In a piece that confusingly suggests that politicians skeptical of permament war are hiding their true colors until after the midterm election even as he concedes that non-interventionism is an increasingly popular position among Americans, Nicholas Wapshott frets for Politico that "after election day, the isolationists will be back."

When we wake up Wednesday morning, a lot of us will be isolationists again. All the tough election-season rhetoric about supporting U.S. troops abroad will have disappeared overnight, and many Americans can be expected to revert back to what has been a rising and unmistakable trend: For the first time in nearly three-quarters of a century – since the months before Dec. 7, 1941—many people are forthrightly embracing isolationism as an election issue. And the feeling isn't likely to go away any time soon, despite some recent polls suggesting that more and more Americans outraged by the videotaped beheadings of two journalists have supported military action against ISIL, also known as the Islamic State. With the war against ISIL expected to last many years, the pivotal issue of the 2016 election might turn out to be not the economy or health care but whether the United States should continue as the world's policeman, as it has since the end of World War II, or should finally come home for good.
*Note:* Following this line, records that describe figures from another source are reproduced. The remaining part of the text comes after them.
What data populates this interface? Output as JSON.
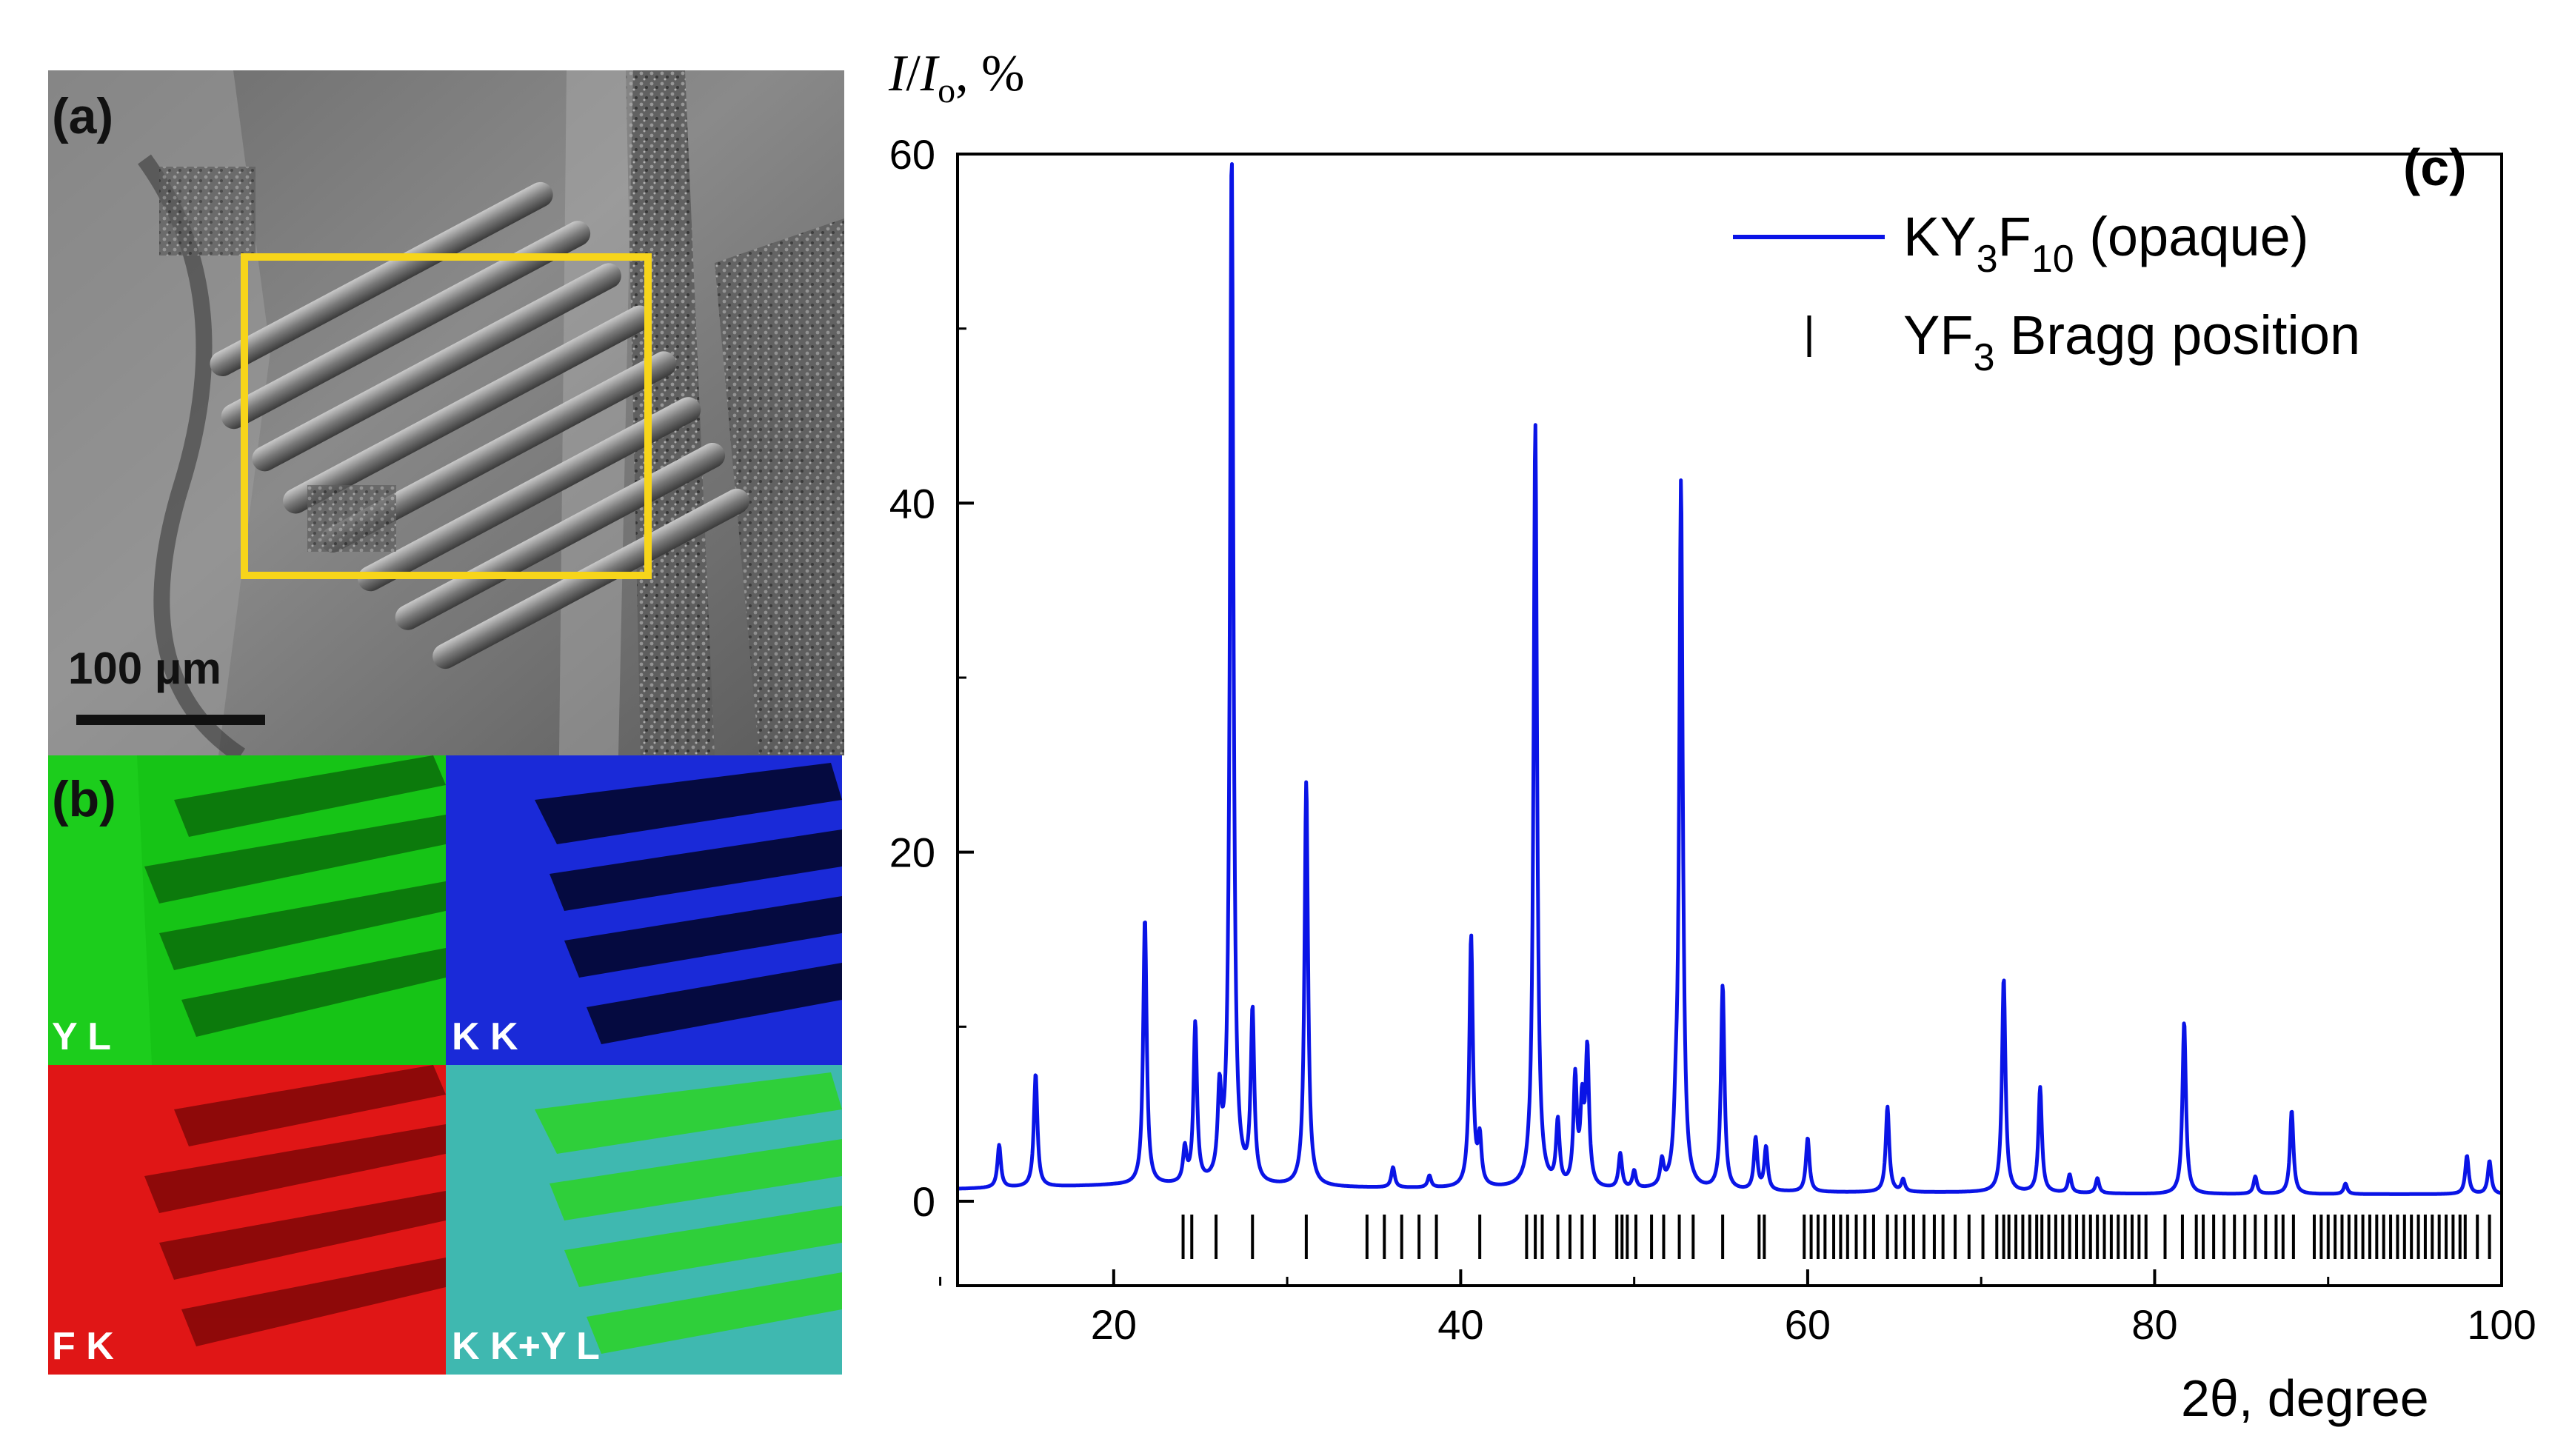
{
  "panels": {
    "a": {
      "label": "(a)",
      "scale_bar": "100 μm"
    },
    "b": {
      "label": "(b)",
      "maps": [
        "Y L",
        "K K",
        "F K",
        "K K+Y L"
      ]
    }
  },
  "colors": {
    "spectrum": "#0a14e6",
    "highlight_box": "#f7d51a",
    "map_y": "#16c416",
    "map_k": "#1a2ad8",
    "map_f": "#e01616",
    "map_kyl": "#3fb8b0"
  },
  "chart_data": {
    "type": "line",
    "panel_label": "(c)",
    "ylabel": {
      "italic_I": "I",
      "slash": "/",
      "italic_Io": "I",
      "sub_o": "o",
      "suffix": ", %"
    },
    "xlabel": "2θ, degree",
    "xlim": [
      11,
      100
    ],
    "ylim": [
      -5,
      60
    ],
    "x_ticks": [
      20,
      40,
      60,
      80,
      100
    ],
    "y_ticks": [
      0,
      20,
      40,
      60
    ],
    "legend": {
      "position": "top-right",
      "line_entry": {
        "pre": "KY",
        "sub1": "3",
        "mid": "F",
        "sub2": "10",
        "post": " (opaque)"
      },
      "tick_entry": {
        "pre": "YF",
        "sub1": "3",
        "post": " Bragg position"
      }
    },
    "series": [
      {
        "name": "KY3F10 (opaque)",
        "baseline": [
          [
            11,
            0.7
          ],
          [
            20,
            0.9
          ],
          [
            30,
            0.8
          ],
          [
            40,
            0.7
          ],
          [
            50,
            0.6
          ],
          [
            60,
            0.5
          ],
          [
            70,
            0.5
          ],
          [
            80,
            0.4
          ],
          [
            90,
            0.4
          ],
          [
            100,
            0.4
          ]
        ],
        "peaks": [
          {
            "x": 13.4,
            "y": 3.2
          },
          {
            "x": 15.5,
            "y": 7.3
          },
          {
            "x": 21.8,
            "y": 16.2
          },
          {
            "x": 24.1,
            "y": 2.8
          },
          {
            "x": 24.7,
            "y": 10.0
          },
          {
            "x": 26.1,
            "y": 5.5
          },
          {
            "x": 26.8,
            "y": 60.0
          },
          {
            "x": 28.0,
            "y": 10.6
          },
          {
            "x": 31.1,
            "y": 24.0
          },
          {
            "x": 36.1,
            "y": 1.9
          },
          {
            "x": 38.2,
            "y": 1.4
          },
          {
            "x": 40.6,
            "y": 15.1
          },
          {
            "x": 41.1,
            "y": 3.3
          },
          {
            "x": 44.3,
            "y": 44.5
          },
          {
            "x": 45.6,
            "y": 4.3
          },
          {
            "x": 46.6,
            "y": 6.8
          },
          {
            "x": 47.0,
            "y": 5.0
          },
          {
            "x": 47.3,
            "y": 8.3
          },
          {
            "x": 49.2,
            "y": 2.6
          },
          {
            "x": 50.0,
            "y": 1.6
          },
          {
            "x": 51.6,
            "y": 2.0
          },
          {
            "x": 52.4,
            "y": 3.1
          },
          {
            "x": 52.7,
            "y": 41.0
          },
          {
            "x": 55.1,
            "y": 12.3
          },
          {
            "x": 57.0,
            "y": 3.5
          },
          {
            "x": 57.6,
            "y": 3.0
          },
          {
            "x": 60.0,
            "y": 3.6
          },
          {
            "x": 64.6,
            "y": 5.4
          },
          {
            "x": 65.5,
            "y": 1.2
          },
          {
            "x": 71.3,
            "y": 12.8
          },
          {
            "x": 73.4,
            "y": 6.5
          },
          {
            "x": 75.1,
            "y": 1.5
          },
          {
            "x": 76.7,
            "y": 1.3
          },
          {
            "x": 81.7,
            "y": 10.3
          },
          {
            "x": 85.8,
            "y": 1.4
          },
          {
            "x": 87.9,
            "y": 5.2
          },
          {
            "x": 91.0,
            "y": 1.0
          },
          {
            "x": 98.0,
            "y": 2.6
          },
          {
            "x": 99.3,
            "y": 2.3
          }
        ]
      }
    ],
    "bragg_positions": [
      24.0,
      24.5,
      25.9,
      28.0,
      31.1,
      34.6,
      35.6,
      36.6,
      37.6,
      38.6,
      41.1,
      43.8,
      44.3,
      44.7,
      45.6,
      46.3,
      47.0,
      47.7,
      49.0,
      49.3,
      49.6,
      50.1,
      51.0,
      51.7,
      52.6,
      53.4,
      55.1,
      57.2,
      57.5,
      59.8,
      60.2,
      60.6,
      61.0,
      61.5,
      61.9,
      62.3,
      62.8,
      63.3,
      63.8,
      64.6,
      65.1,
      65.6,
      66.1,
      66.7,
      67.3,
      67.8,
      68.5,
      69.3,
      70.1,
      70.9,
      71.3,
      71.6,
      72.0,
      72.4,
      72.8,
      73.2,
      73.5,
      73.9,
      74.3,
      74.7,
      75.1,
      75.5,
      75.9,
      76.3,
      76.7,
      77.1,
      77.5,
      77.9,
      78.3,
      78.7,
      79.1,
      79.5,
      80.6,
      81.6,
      82.4,
      82.8,
      83.4,
      84.0,
      84.6,
      85.2,
      85.8,
      86.4,
      87.0,
      87.4,
      88.0,
      89.2,
      89.6,
      90.0,
      90.4,
      90.8,
      91.2,
      91.6,
      92.0,
      92.4,
      92.8,
      93.2,
      93.6,
      94.0,
      94.4,
      94.8,
      95.2,
      95.6,
      96.0,
      96.4,
      96.8,
      97.2,
      97.6,
      97.9,
      98.6,
      99.3
    ]
  }
}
"Isolationism" is Wapshott's preferred term throughout; he castigates as a "weasel word" any attempt to distinguish isolationists who didn't want to engage the world at all from non-interventionists who support free trade and peaceful interaction with the world, but object to the D.C. fetish for dropping American bombs and bodies into every knife fight on the planet.
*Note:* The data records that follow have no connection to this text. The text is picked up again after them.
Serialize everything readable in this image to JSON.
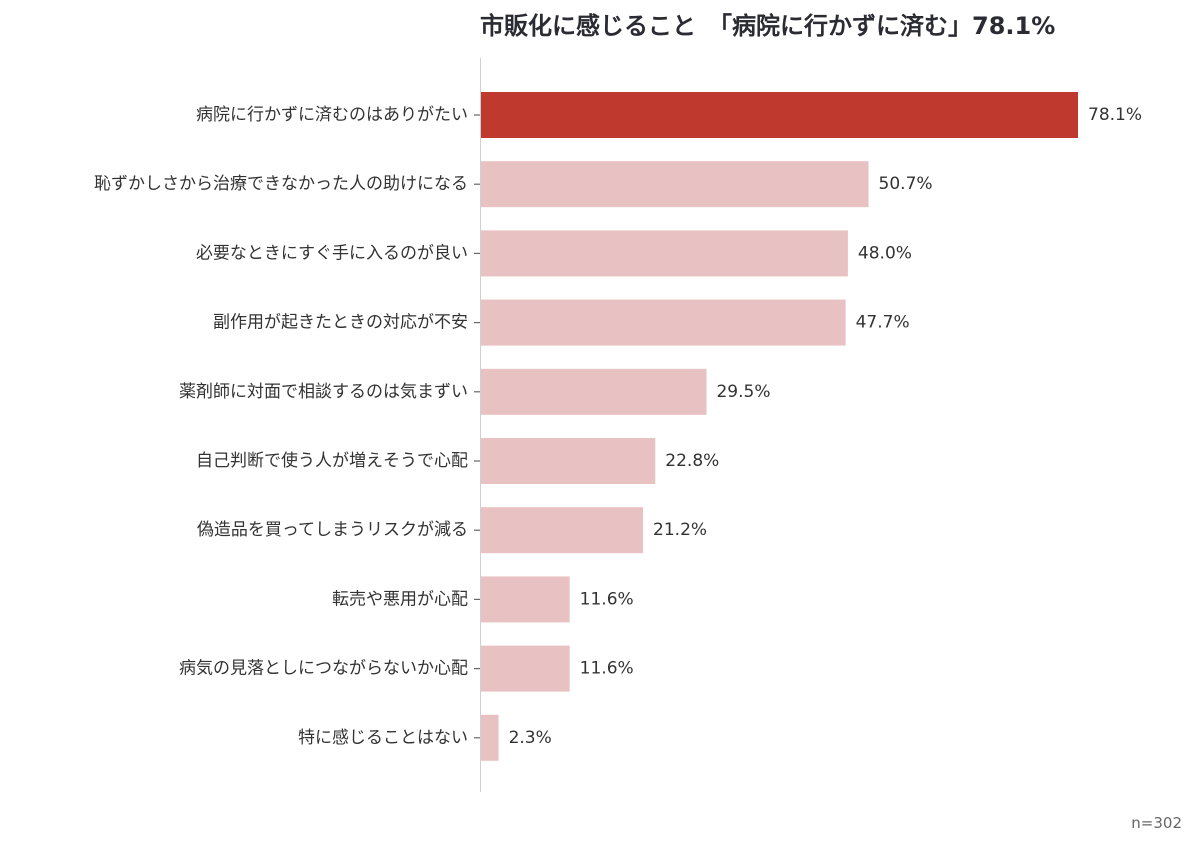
{
  "chart_data": {
    "type": "bar",
    "orientation": "horizontal",
    "title": "市販化に感じること　「病院に行かずに済む」78.1%",
    "categories": [
      "病院に行かずに済むのはありがたい",
      "恥ずかしさから治療できなかった人の助けになる",
      "必要なときにすぐ手に入るのが良い",
      "副作用が起きたときの対応が不安",
      "薬剤師に対面で相談するのは気まずい",
      "自己判断で使う人が増えそうで心配",
      "偽造品を買ってしまうリスクが減る",
      "転売や悪用が心配",
      "病気の見落としにつながらないか心配",
      "特に感じることはない"
    ],
    "values": [
      78.1,
      50.7,
      48.0,
      47.7,
      29.5,
      22.8,
      21.2,
      11.6,
      11.6,
      2.3
    ],
    "value_labels": [
      "78.1%",
      "50.7%",
      "48.0%",
      "47.7%",
      "29.5%",
      "22.8%",
      "21.2%",
      "11.6%",
      "11.6%",
      "2.3%"
    ],
    "xlim": [
      0,
      80
    ],
    "highlight_index": 0,
    "colors": {
      "highlight": "#c0392f",
      "default": "#e8c2c3"
    },
    "note": "n=302"
  }
}
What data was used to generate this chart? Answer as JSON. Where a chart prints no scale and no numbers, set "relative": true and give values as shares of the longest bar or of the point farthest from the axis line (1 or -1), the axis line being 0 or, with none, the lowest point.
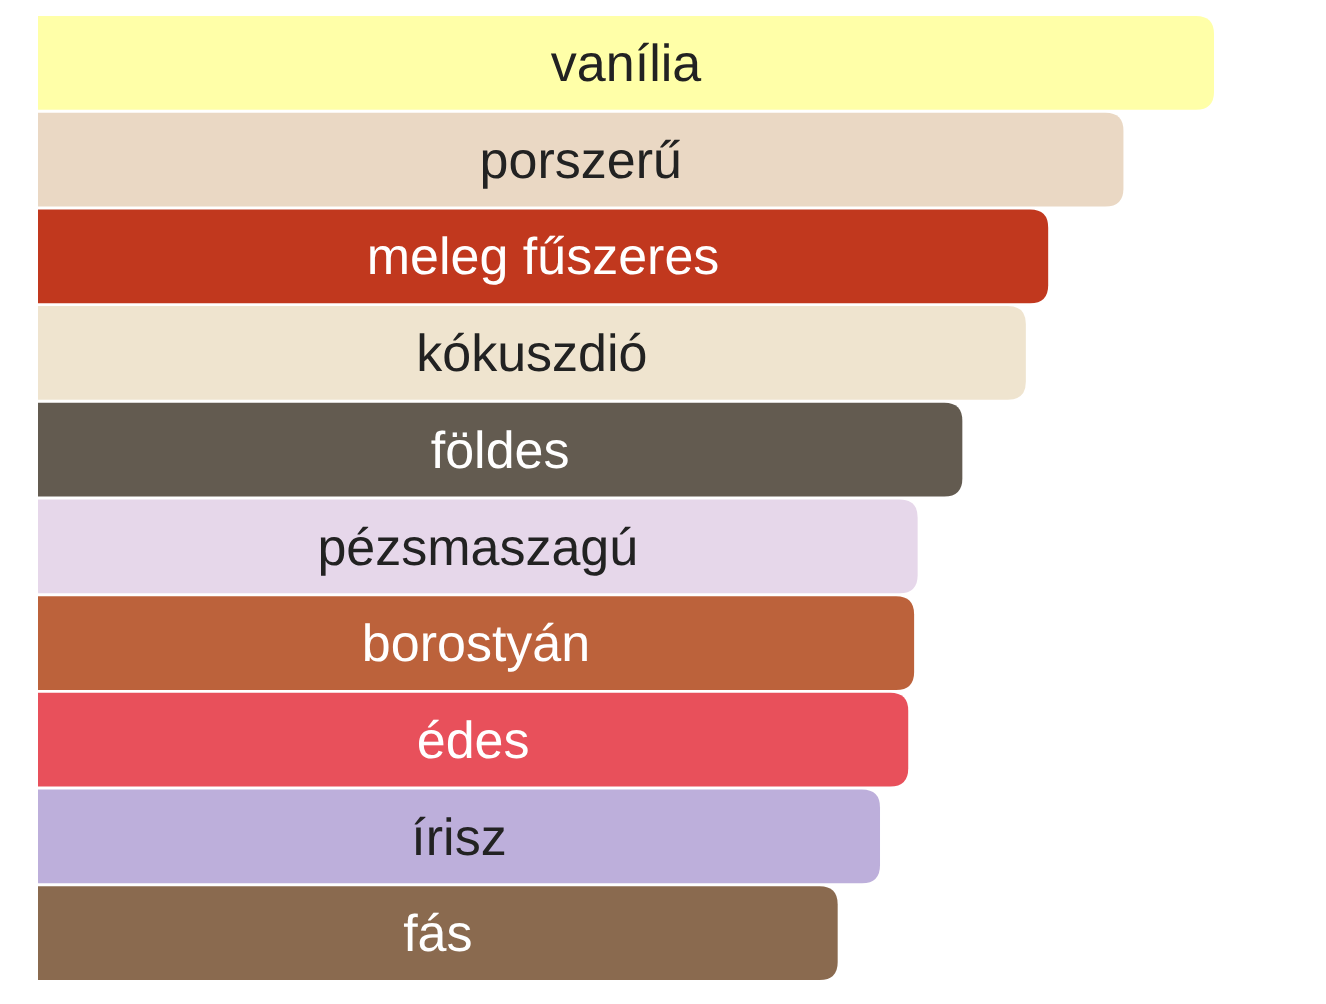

Wapshott acknowledges that "isolationism" as well as opposition to NSA surveillance unites Americans, "bringing together the far left of the Democratic Party with libertarian Republicans in a show of solidarity rarely seen in Washington."

It's also popular among Americans who vote for those politicians, he concedes, with support for limited action against ISIS acting as an exception to public opposition to greater military intervention, according to Pew. Reason-Rupe polling finds almost identical results, with support for air strikes against ISIS balanced against opposition to the use of ground forces.

That skepticism about intervention extends elsewhere, according to Reason-Rupe polling. Only 28 percent of Americans want to increase the U.S. military presence around the world, while 36 percent want to decrease America's global military presence.

This skepticism of permanent war is so popular that…non-interventionists send "dog-whistle signals" to reassure the faithful without letting hawks catch on, according to Wapshott. But "as soon as the midterms are out of the way, dovish Democrats and libertarian Republicans will feel free once again to express their reluctance to continue to support military action abroad."

But the polling…Never mind. Wapshott is convinced that this is an underground movement—of the majority.

His spin aside, Wapshott is likely right. Non-interventionism—or "isolationism," if he insists—is on the rise, with limited exceptions made for special horrors like ISIS. Wapshott clearly doesn't like that development, but those of us who care about American lives might find it encouraging.